22 June, 2013

F-PJD35A's Time To Shine

First post

You know that moment in a product's life when you realise "This is what it was made for", or "I've gotten my money's worth"?

Recently, Singapore has been hit with record-breaking, health-hazardous haze. This level of pollution has never been seen before in Singapore. It was accompanied by selling out of respirator masks and, I never expected, air purifiers. There's even pre-orders for air purifiers. Cheap ones, $1000 ones, they're all gone.

Before this, I had been using my F-PJD35A, always wondering if it did any good. It was pretty dusty when I vacuumed it every 2 weeks, but, other than that, the air or surroundings didn't seem any cleaner. On the days with the worst haze, there was still a smell of smoke in the room. Was my air purifier working?

After the 3 heaviest days of haze, I thought the air coming out smelled a little smoky and decided to open it up to have a look, even though it wasn't due for a cleaning (last cleaning about 1 week ago). First, I noticed there was some dust around the edges.

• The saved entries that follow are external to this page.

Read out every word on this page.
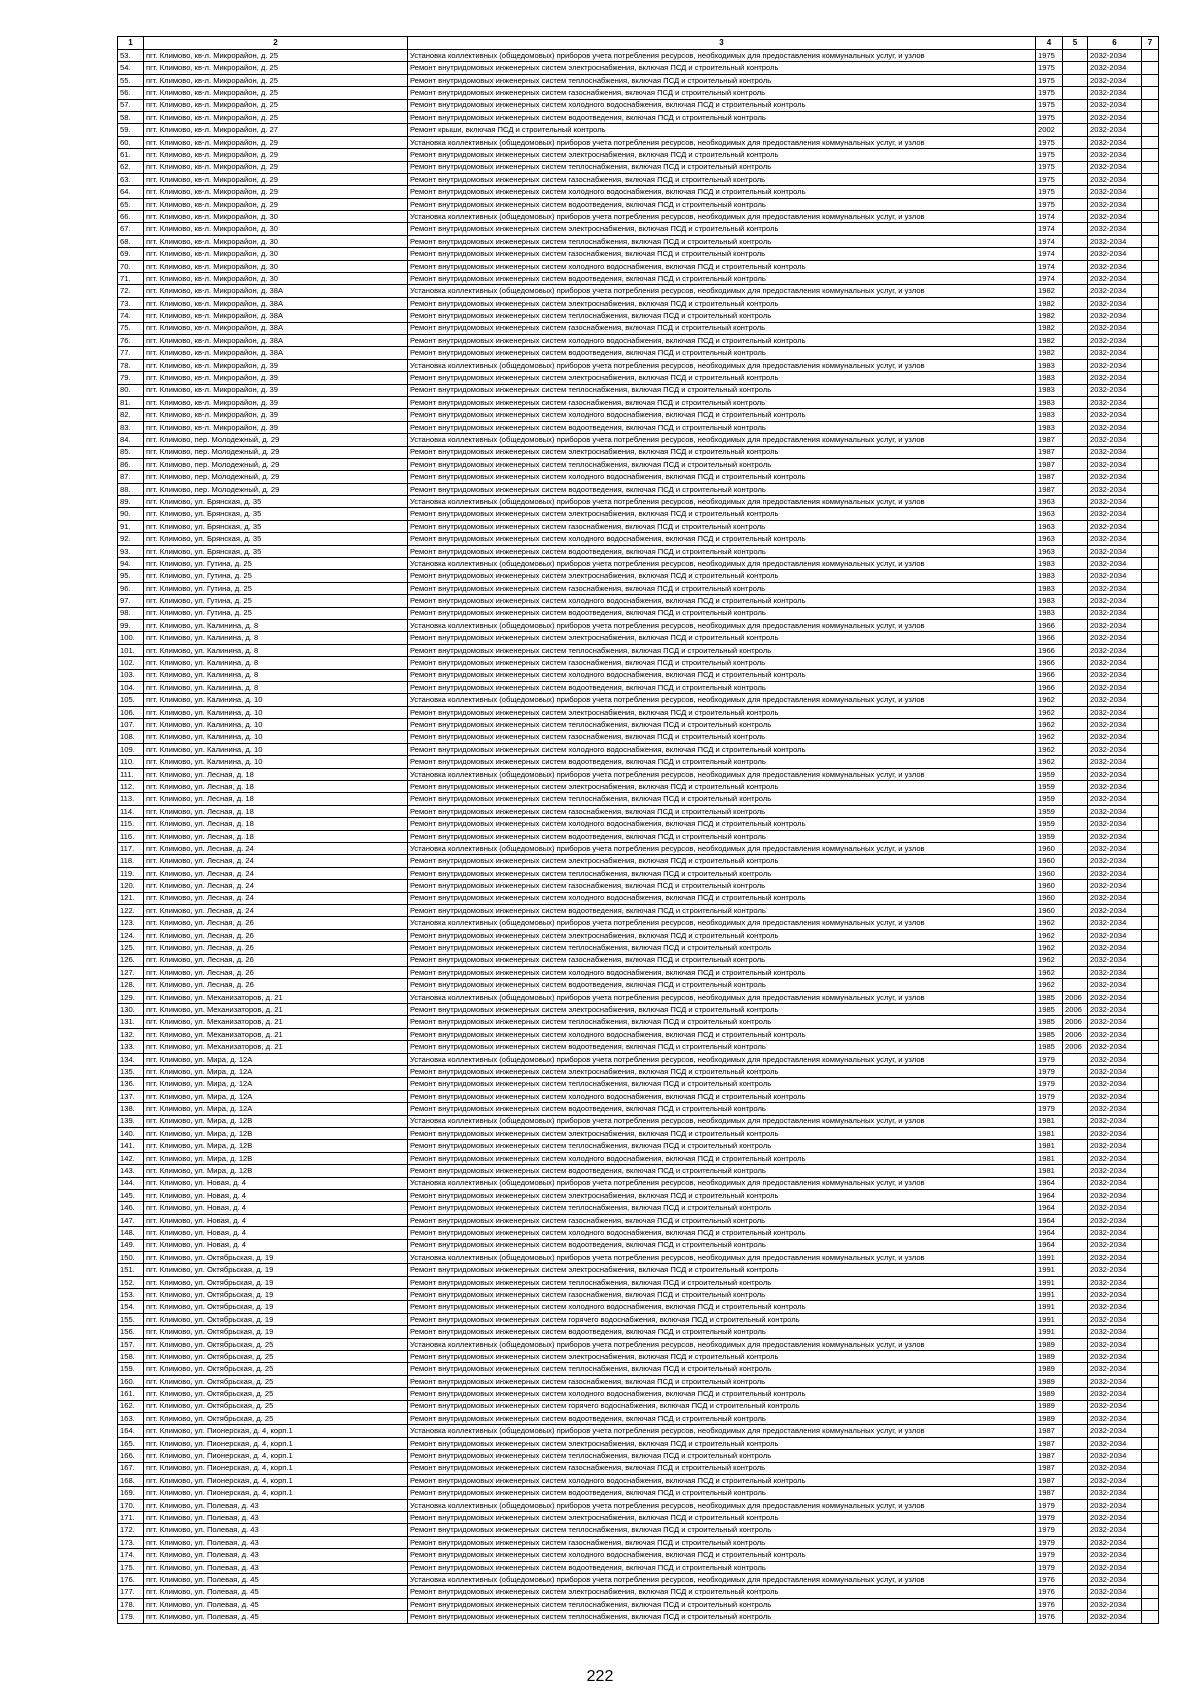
1	2	3	4	5	6	7
53.	пгт. Климово, кв-л. Микрорайон, д. 25	Установка коллективных (общедомовых) приборов учета потребления ресурсов, необходимых для предоставления коммунальных услуг, и узлов	1975		2032-2034	
54.	пгт. Климово, кв-л. Микрорайон, д. 25	Ремонт внутридомовых инженерных систем электроснабжения, включая ПСД и строительный контроль	1975		2032-2034	
55.	пгт. Климово, кв-л. Микрорайон, д. 25	Ремонт внутридомовых инженерных систем теплоснабжения, включая ПСД и строительный контроль	1975		2032-2034	
56.	пгт. Климово, кв-л. Микрорайон, д. 25	Ремонт внутридомовых инженерных систем газоснабжения, включая ПСД и строительный контроль	1975		2032-2034	
57.	пгт. Климово, кв-л. Микрорайон, д. 25	Ремонт внутридомовых инженерных систем холодного водоснабжения, включая ПСД и строительный контроль	1975		2032-2034	
58.	пгт. Климово, кв-л. Микрорайон, д. 25	Ремонт внутридомовых инженерных систем водоотведения, включая ПСД и строительный контроль	1975		2032-2034	
59.	пгт. Климово, кв-л. Микрорайон, д. 27	Ремонт крыши, включая ПСД и строительный контроль	2002		2032-2034	
60.	пгт. Климово, кв-л. Микрорайон, д. 29	Установка коллективных (общедомовых) приборов учета потребления ресурсов, необходимых для предоставления коммунальных услуг, и узлов	1975		2032-2034	
61.	пгт. Климово, кв-л. Микрорайон, д. 29	Ремонт внутридомовых инженерных систем электроснабжения, включая ПСД и строительный контроль	1975		2032-2034	
62.	пгт. Климово, кв-л. Микрорайон, д. 29	Ремонт внутридомовых инженерных систем теплоснабжения, включая ПСД и строительный контроль	1975		2032-2034	
63.	пгт. Климово, кв-л. Микрорайон, д. 29	Ремонт внутридомовых инженерных систем газоснабжения, включая ПСД и строительный контроль	1975		2032-2034	
64.	пгт. Климово, кв-л. Микрорайон, д. 29	Ремонт внутридомовых инженерных систем холодного водоснабжения, включая ПСД и строительный контроль	1975		2032-2034	
65.	пгт. Климово, кв-л. Микрорайон, д. 29	Ремонт внутридомовых инженерных систем водоотведения, включая ПСД и строительный контроль	1975		2032-2034	
66.	пгт. Климово, кв-л. Микрорайон, д. 30	Установка коллективных (общедомовых) приборов учета потребления ресурсов, необходимых для предоставления коммунальных услуг, и узлов	1974		2032-2034	
67.	пгт. Климово, кв-л. Микрорайон, д. 30	Ремонт внутридомовых инженерных систем электроснабжения, включая ПСД и строительный контроль	1974		2032-2034	
68.	пгт. Климово, кв-л. Микрорайон, д. 30	Ремонт внутридомовых инженерных систем теплоснабжения, включая ПСД и строительный контроль	1974		2032-2034	
69.	пгт. Климово, кв-л. Микрорайон, д. 30	Ремонт внутридомовых инженерных систем газоснабжения, включая ПСД и строительный контроль	1974		2032-2034	
70.	пгт. Климово, кв-л. Микрорайон, д. 30	Ремонт внутридомовых инженерных систем холодного водоснабжения, включая ПСД и строительный контроль	1974		2032-2034	
71.	пгт. Климово, кв-л. Микрорайон, д. 30	Ремонт внутридомовых инженерных систем водоотведения, включая ПСД и строительный контроль	1974		2032-2034	
72.	пгт. Климово, кв-л. Микрорайон, д. 38А	Установка коллективных (общедомовых) приборов учета потребления ресурсов, необходимых для предоставления коммунальных услуг, и узлов	1982		2032-2034	
73.	пгт. Климово, кв-л. Микрорайон, д. 38А	Ремонт внутридомовых инженерных систем электроснабжения, включая ПСД и строительный контроль	1982		2032-2034	
74.	пгт. Климово, кв-л. Микрорайон, д. 38А	Ремонт внутридомовых инженерных систем теплоснабжения, включая ПСД и строительный контроль	1982		2032-2034	
75.	пгт. Климово, кв-л. Микрорайон, д. 38А	Ремонт внутридомовых инженерных систем газоснабжения, включая ПСД и строительный контроль	1982		2032-2034	
76.	пгт. Климово, кв-л. Микрорайон, д. 38А	Ремонт внутридомовых инженерных систем холодного водоснабжения, включая ПСД и строительный контроль	1982		2032-2034	
77.	пгт. Климово, кв-л. Микрорайон, д. 38А	Ремонт внутридомовых инженерных систем водоотведения, включая ПСД и строительный контроль	1982		2032-2034	
78.	пгт. Климово, кв-л. Микрорайон, д. 39	Установка коллективных (общедомовых) приборов учета потребления ресурсов, необходимых для предоставления коммунальных услуг, и узлов	1983		2032-2034	
79.	пгт. Климово, кв-л. Микрорайон, д. 39	Ремонт внутридомовых инженерных систем электроснабжения, включая ПСД и строительный контроль	1983		2032-2034	
80.	пгт. Климово, кв-л. Микрорайон, д. 39	Ремонт внутридомовых инженерных систем теплоснабжения, включая ПСД и строительный контроль	1983		2032-2034	
81.	пгт. Климово, кв-л. Микрорайон, д. 39	Ремонт внутридомовых инженерных систем газоснабжения, включая ПСД и строительный контроль	1983		2032-2034	
82.	пгт. Климово, кв-л. Микрорайон, д. 39	Ремонт внутридомовых инженерных систем холодного водоснабжения, включая ПСД и строительный контроль	1983		2032-2034	
83.	пгт. Климово, кв-л. Микрорайон, д. 39	Ремонт внутридомовых инженерных систем водоотведения, включая ПСД и строительный контроль	1983		2032-2034	
84.	пгт. Климово, пер. Молодежный, д. 29	Установка коллективных (общедомовых) приборов учета потребления ресурсов, необходимых для предоставления коммунальных услуг, и узлов	1987		2032-2034	
85.	пгт. Климово, пер. Молодежный, д. 29	Ремонт внутридомовых инженерных систем электроснабжения, включая ПСД и строительный контроль	1987		2032-2034	
86.	пгт. Климово, пер. Молодежный, д. 29	Ремонт внутридомовых инженерных систем теплоснабжения, включая ПСД и строительный контроль	1987		2032-2034	
87.	пгт. Климово, пер. Молодежный, д. 29	Ремонт внутридомовых инженерных систем холодного водоснабжения, включая ПСД и строительный контроль	1987		2032-2034	
88.	пгт. Климово, пер. Молодежный, д. 29	Ремонт внутридомовых инженерных систем водоотведения, включая ПСД и строительный контроль	1987		2032-2034	
89.	пгт. Климово, ул. Брянская, д. 35	Установка коллективных (общедомовых) приборов учета потребления ресурсов, необходимых для предоставления коммунальных услуг, и узлов	1963		2032-2034	
90.	пгт. Климово, ул. Брянская, д. 35	Ремонт внутридомовых инженерных систем электроснабжения, включая ПСД и строительный контроль	1963		2032-2034	
91.	пгт. Климово, ул. Брянская, д. 35	Ремонт внутридомовых инженерных систем газоснабжения, включая ПСД и строительный контроль	1963		2032-2034	
92.	пгт. Климово, ул. Брянская, д. 35	Ремонт внутридомовых инженерных систем холодного водоснабжения, включая ПСД и строительный контроль	1963		2032-2034	
93.	пгт. Климово, ул. Брянская, д. 35	Ремонт внутридомовых инженерных систем водоотведения, включая ПСД и строительный контроль	1963		2032-2034	
94.	пгт. Климово, ул. Гутина, д. 25	Установка коллективных (общедомовых) приборов учета потребления ресурсов, необходимых для предоставления коммунальных услуг, и узлов	1983		2032-2034	
95.	пгт. Климово, ул. Гутина, д. 25	Ремонт внутридомовых инженерных систем электроснабжения, включая ПСД и строительный контроль	1983		2032-2034	
96.	пгт. Климово, ул. Гутина, д. 25	Ремонт внутридомовых инженерных систем газоснабжения, включая ПСД и строительный контроль	1983		2032-2034	
97.	пгт. Климово, ул. Гутина, д. 25	Ремонт внутридомовых инженерных систем холодного водоснабжения, включая ПСД и строительный контроль	1983		2032-2034	
98.	пгт. Климово, ул. Гутина, д. 25	Ремонт внутридомовых инженерных систем водоотведения, включая ПСД и строительный контроль	1983		2032-2034	
99.	пгт. Климово, ул. Калинина, д. 8	Установка коллективных (общедомовых) приборов учета потребления ресурсов, необходимых для предоставления коммунальных услуг, и узлов	1966		2032-2034	
100.	пгт. Климово, ул. Калинина, д. 8	Ремонт внутридомовых инженерных систем электроснабжения, включая ПСД и строительный контроль	1966		2032-2034	
101.	пгт. Климово, ул. Калинина, д. 8	Ремонт внутридомовых инженерных систем теплоснабжения, включая ПСД и строительный контроль	1966		2032-2034	
102.	пгт. Климово, ул. Калинина, д. 8	Ремонт внутридомовых инженерных систем газоснабжения, включая ПСД и строительный контроль	1966		2032-2034	
103.	пгт. Климово, ул. Калинина, д. 8	Ремонт внутридомовых инженерных систем холодного водоснабжения, включая ПСД и строительный контроль	1966		2032-2034	
104.	пгт. Климово, ул. Калинина, д. 8	Ремонт внутридомовых инженерных систем водоотведения, включая ПСД и строительный контроль	1966		2032-2034	
105.	пгт. Климово, ул. Калинина, д. 10	Установка коллективных (общедомовых) приборов учета потребления ресурсов, необходимых для предоставления коммунальных услуг, и узлов	1962		2032-2034	
106.	пгт. Климово, ул. Калинина, д. 10	Ремонт внутридомовых инженерных систем электроснабжения, включая ПСД и строительный контроль	1962		2032-2034	
107.	пгт. Климово, ул. Калинина, д. 10	Ремонт внутридомовых инженерных систем теплоснабжения, включая ПСД и строительный контроль	1962		2032-2034	
108.	пгт. Климово, ул. Калинина, д. 10	Ремонт внутридомовых инженерных систем газоснабжения, включая ПСД и строительный контроль	1962		2032-2034	
109.	пгт. Климово, ул. Калинина, д. 10	Ремонт внутридомовых инженерных систем холодного водоснабжения, включая ПСД и строительный контроль	1962		2032-2034	
110.	пгт. Климово, ул. Калинина, д. 10	Ремонт внутридомовых инженерных систем водоотведения, включая ПСД и строительный контроль	1962		2032-2034	
111.	пгт. Климово, ул. Лесная, д. 18	Установка коллективных (общедомовых) приборов учета потребления ресурсов, необходимых для предоставления коммунальных услуг, и узлов	1959		2032-2034	
112.	пгт. Климово, ул. Лесная, д. 18	Ремонт внутридомовых инженерных систем электроснабжения, включая ПСД и строительный контроль	1959		2032-2034	
113.	пгт. Климово, ул. Лесная, д. 18	Ремонт внутридомовых инженерных систем теплоснабжения, включая ПСД и строительный контроль	1959		2032-2034	
114.	пгт. Климово, ул. Лесная, д. 18	Ремонт внутридомовых инженерных систем газоснабжения, включая ПСД и строительный контроль	1959		2032-2034	
115.	пгт. Климово, ул. Лесная, д. 18	Ремонт внутридомовых инженерных систем холодного водоснабжения, включая ПСД и строительный контроль	1959		2032-2034	
116.	пгт. Климово, ул. Лесная, д. 18	Ремонт внутридомовых инженерных систем водоотведения, включая ПСД и строительный контроль	1959		2032-2034	
117.	пгт. Климово, ул. Лесная, д. 24	Установка коллективных (общедомовых) приборов учета потребления ресурсов, необходимых для предоставления коммунальных услуг, и узлов	1960		2032-2034	
118.	пгт. Климово, ул. Лесная, д. 24	Ремонт внутридомовых инженерных систем электроснабжения, включая ПСД и строительный контроль	1960		2032-2034	
119.	пгт. Климово, ул. Лесная, д. 24	Ремонт внутридомовых инженерных систем теплоснабжения, включая ПСД и строительный контроль	1960		2032-2034	
120.	пгт. Климово, ул. Лесная, д. 24	Ремонт внутридомовых инженерных систем газоснабжения, включая ПСД и строительный контроль	1960		2032-2034	
121.	пгт. Климово, ул. Лесная, д. 24	Ремонт внутридомовых инженерных систем холодного водоснабжения, включая ПСД и строительный контроль	1960		2032-2034	
122.	пгт. Климово, ул. Лесная, д. 24	Ремонт внутридомовых инженерных систем водоотведения, включая ПСД и строительный контроль	1960		2032-2034	
123.	пгт. Климово, ул. Лесная, д. 26	Установка коллективных (общедомовых) приборов учета потребления ресурсов, необходимых для предоставления коммунальных услуг, и узлов	1962		2032-2034	
124.	пгт. Климово, ул. Лесная, д. 26	Ремонт внутридомовых инженерных систем электроснабжения, включая ПСД и строительный контроль	1962		2032-2034	
125.	пгт. Климово, ул. Лесная, д. 26	Ремонт внутридомовых инженерных систем теплоснабжения, включая ПСД и строительный контроль	1962		2032-2034	
126.	пгт. Климово, ул. Лесная, д. 26	Ремонт внутридомовых инженерных систем газоснабжения, включая ПСД и строительный контроль	1962		2032-2034	
127.	пгт. Климово, ул. Лесная, д. 26	Ремонт внутридомовых инженерных систем холодного водоснабжения, включая ПСД и строительный контроль	1962		2032-2034	
128.	пгт. Климово, ул. Лесная, д. 26	Ремонт внутридомовых инженерных систем водоотведения, включая ПСД и строительный контроль	1962		2032-2034	
129.	пгт. Климово, ул. Механизаторов, д. 21	Установка коллективных (общедомовых) приборов учета потребления ресурсов, необходимых для предоставления коммунальных услуг, и узлов	1985	2006	2032-2034	
130.	пгт. Климово, ул. Механизаторов, д. 21	Ремонт внутридомовых инженерных систем электроснабжения, включая ПСД и строительный контроль	1985	2006	2032-2034	
131.	пгт. Климово, ул. Механизаторов, д. 21	Ремонт внутридомовых инженерных систем теплоснабжения, включая ПСД и строительный контроль	1985	2006	2032-2034	
132.	пгт. Климово, ул. Механизаторов, д. 21	Ремонт внутридомовых инженерных систем холодного водоснабжения, включая ПСД и строительный контроль	1985	2006	2032-2034	
133.	пгт. Климово, ул. Механизаторов, д. 21	Ремонт внутридомовых инженерных систем водоотведения, включая ПСД и строительный контроль	1985	2006	2032-2034	
134.	пгт. Климово, ул. Мира, д. 12А	Установка коллективных (общедомовых) приборов учета потребления ресурсов, необходимых для предоставления коммунальных услуг, и узлов	1979		2032-2034	
135.	пгт. Климово, ул. Мира, д. 12А	Ремонт внутридомовых инженерных систем электроснабжения, включая ПСД и строительный контроль	1979		2032-2034	
136.	пгт. Климово, ул. Мира, д. 12А	Ремонт внутридомовых инженерных систем теплоснабжения, включая ПСД и строительный контроль	1979		2032-2034	
137.	пгт. Климово, ул. Мира, д. 12А	Ремонт внутридомовых инженерных систем холодного водоснабжения, включая ПСД и строительный контроль	1979		2032-2034	
138.	пгт. Климово, ул. Мира, д. 12А	Ремонт внутридомовых инженерных систем водоотведения, включая ПСД и строительный контроль	1979		2032-2034	
139.	пгт. Климово, ул. Мира, д. 12В	Установка коллективных (общедомовых) приборов учета потребления ресурсов, необходимых для предоставления коммунальных услуг, и узлов	1981		2032-2034	
140.	пгт. Климово, ул. Мира, д. 12В	Ремонт внутридомовых инженерных систем электроснабжения, включая ПСД и строительный контроль	1981		2032-2034	
141.	пгт. Климово, ул. Мира, д. 12В	Ремонт внутридомовых инженерных систем теплоснабжения, включая ПСД и строительный контроль	1981		2032-2034	
142.	пгт. Климово, ул. Мира, д. 12В	Ремонт внутридомовых инженерных систем холодного водоснабжения, включая ПСД и строительный контроль	1981		2032-2034	
143.	пгт. Климово, ул. Мира, д. 12В	Ремонт внутридомовых инженерных систем водоотведения, включая ПСД и строительный контроль	1981		2032-2034	
144.	пгт. Климово, ул. Новая, д. 4	Установка коллективных (общедомовых) приборов учета потребления ресурсов, необходимых для предоставления коммунальных услуг, и узлов	1964		2032-2034	
145.	пгт. Климово, ул. Новая, д. 4	Ремонт внутридомовых инженерных систем электроснабжения, включая ПСД и строительный контроль	1964		2032-2034	
146.	пгт. Климово, ул. Новая, д. 4	Ремонт внутридомовых инженерных систем теплоснабжения, включая ПСД и строительный контроль	1964		2032-2034	
147.	пгт. Климово, ул. Новая, д. 4	Ремонт внутридомовых инженерных систем газоснабжения, включая ПСД и строительный контроль	1964		2032-2034	
148.	пгт. Климово, ул. Новая, д. 4	Ремонт внутридомовых инженерных систем холодного водоснабжения, включая ПСД и строительный контроль	1964		2032-2034	
149.	пгт. Климово, ул. Новая, д. 4	Ремонт внутридомовых инженерных систем водоотведения, включая ПСД и строительный контроль	1964		2032-2034	
150.	пгт. Климово, ул. Октябрьская, д. 19	Установка коллективных (общедомовых) приборов учета потребления ресурсов, необходимых для предоставления коммунальных услуг, и узлов	1991		2032-2034	
151.	пгт. Климово, ул. Октябрьская, д. 19	Ремонт внутридомовых инженерных систем электроснабжения, включая ПСД и строительный контроль	1991		2032-2034	
152.	пгт. Климово, ул. Октябрьская, д. 19	Ремонт внутридомовых инженерных систем теплоснабжения, включая ПСД и строительный контроль	1991		2032-2034	
153.	пгт. Климово, ул. Октябрьская, д. 19	Ремонт внутридомовых инженерных систем газоснабжения, включая ПСД и строительный контроль	1991		2032-2034	
154.	пгт. Климово, ул. Октябрьская, д. 19	Ремонт внутридомовых инженерных систем холодного водоснабжения, включая ПСД и строительный контроль	1991		2032-2034	
155.	пгт. Климово, ул. Октябрьская, д. 19	Ремонт внутридомовых инженерных систем горячего водоснабжения, включая ПСД и строительный контроль	1991		2032-2034	
156.	пгт. Климово, ул. Октябрьская, д. 19	Ремонт внутридомовых инженерных систем водоотведения, включая ПСД и строительный контроль	1991		2032-2034	
157.	пгт. Климово, ул. Октябрьская, д. 25	Установка коллективных (общедомовых) приборов учета потребления ресурсов, необходимых для предоставления коммунальных услуг, и узлов	1989		2032-2034	
158.	пгт. Климово, ул. Октябрьская, д. 25	Ремонт внутридомовых инженерных систем электроснабжения, включая ПСД и строительный контроль	1989		2032-2034	
159.	пгт. Климово, ул. Октябрьская, д. 25	Ремонт внутридомовых инженерных систем теплоснабжения, включая ПСД и строительный контроль	1989		2032-2034	
160.	пгт. Климово, ул. Октябрьская, д. 25	Ремонт внутридомовых инженерных систем газоснабжения, включая ПСД и строительный контроль	1989		2032-2034	
161.	пгт. Климово, ул. Октябрьская, д. 25	Ремонт внутридомовых инженерных систем холодного водоснабжения, включая ПСД и строительный контроль	1989		2032-2034	
162.	пгт. Климово, ул. Октябрьская, д. 25	Ремонт внутридомовых инженерных систем горячего водоснабжения, включая ПСД и строительный контроль	1989		2032-2034	
163.	пгт. Климово, ул. Октябрьская, д. 25	Ремонт внутридомовых инженерных систем водоотведения, включая ПСД и строительный контроль	1989		2032-2034	
164.	пгт. Климово, ул. Пионерская, д. 4, корп.1	Установка коллективных (общедомовых) приборов учета потребления ресурсов, необходимых для предоставления коммунальных услуг, и узлов	1987		2032-2034	
165.	пгт. Климово, ул. Пионерская, д. 4, корп.1	Ремонт внутридомовых инженерных систем электроснабжения, включая ПСД и строительный контроль	1987		2032-2034	
166.	пгт. Климово, ул. Пионерская, д. 4, корп.1	Ремонт внутридомовых инженерных систем теплоснабжения, включая ПСД и строительный контроль	1987		2032-2034	
167.	пгт. Климово, ул. Пионерская, д. 4, корп.1	Ремонт внутридомовых инженерных систем газоснабжения, включая ПСД и строительный контроль	1987		2032-2034	
168.	пгт. Климово, ул. Пионерская, д. 4, корп.1	Ремонт внутридомовых инженерных систем холодного водоснабжения, включая ПСД и строительный контроль	1987		2032-2034	
169.	пгт. Климово, ул. Пионерская, д. 4, корп.1	Ремонт внутридомовых инженерных систем водоотведения, включая ПСД и строительный контроль	1987		2032-2034	
170.	пгт. Климово, ул. Полевая, д. 43	Установка коллективных (общедомовых) приборов учета потребления ресурсов, необходимых для предоставления коммунальных услуг, и узлов	1979		2032-2034	
171.	пгт. Климово, ул. Полевая, д. 43	Ремонт внутридомовых инженерных систем электроснабжения, включая ПСД и строительный контроль	1979		2032-2034	
172.	пгт. Климово, ул. Полевая, д. 43	Ремонт внутридомовых инженерных систем теплоснабжения, включая ПСД и строительный контроль	1979		2032-2034	
173.	пгт. Климово, ул. Полевая, д. 43	Ремонт внутридомовых инженерных систем газоснабжения, включая ПСД и строительный контроль	1979		2032-2034	
174.	пгт. Климово, ул. Полевая, д. 43	Ремонт внутридомовых инженерных систем холодного водоснабжения, включая ПСД и строительный контроль	1979		2032-2034	
175.	пгт. Климово, ул. Полевая, д. 43	Ремонт внутридомовых инженерных систем водоотведения, включая ПСД и строительный контроль	1979		2032-2034	
176.	пгт. Климово, ул. Полевая, д. 45	Установка коллективных (общедомовых) приборов учета потребления ресурсов, необходимых для предоставления коммунальных услуг, и узлов	1976		2032-2034	
177.	пгт. Климово, ул. Полевая, д. 45	Ремонт внутридомовых инженерных систем электроснабжения, включая ПСД и строительный контроль	1976		2032-2034	
178.	пгт. Климово, ул. Полевая, д. 45	Ремонт внутридомовых инженерных систем теплоснабжения, включая ПСД и строительный контроль	1976		2032-2034	
179.	пгт. Климово, ул. Полевая, д. 45	Ремонт внутридомовых инженерных систем теплоснабжения, включая ПСД и строительный контроль	1976		2032-2034	
222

Inside: WOW! There was a thick layer of sickly yellow dust!
So, not only did it collect more dust than usual, the dust was of an unusual yellow colour. Previously it was always white. It reminds me of phlegm, which is white when healthy and yellow when diseased.

This is a close-up after I vacuumed half the filter to see the difference.

After absorbing all the pollutants during The Great Haze Days, and using it for about a year before that, I think it has served its purpose. If only all my appliances could be like that. I still think it's amazing air purifiers are selling so well. Hopefully this will result in more choices and reviews.

Some words on air purifiers: despite this purifier's performance, I still can't help thinking of it as a fan with an air-tight filter. I wonder how much replacement filters cost; if they're very cheap then the fan part is overpriced.

There are some purifiers which try other methods of purification: water (e.g. Goodaire), electrostatic precipitation, ion generation (Sharp's handheld Plasmacluster), even plants, but I like to look to industry to see what works. And industry overwhelmingly uses filtration (cleanrooms). Even with filters, I don't trust the small units. To work effectively, the purifier must draw a certain volume of air through it in this much time. For small units to draw as much air, the velocity must be very high, making them very noisy. You should also look at maintenance to tell how effective a purifier is. If it only needs filter replacement once a year and nothing in between, it's not doing much filtering.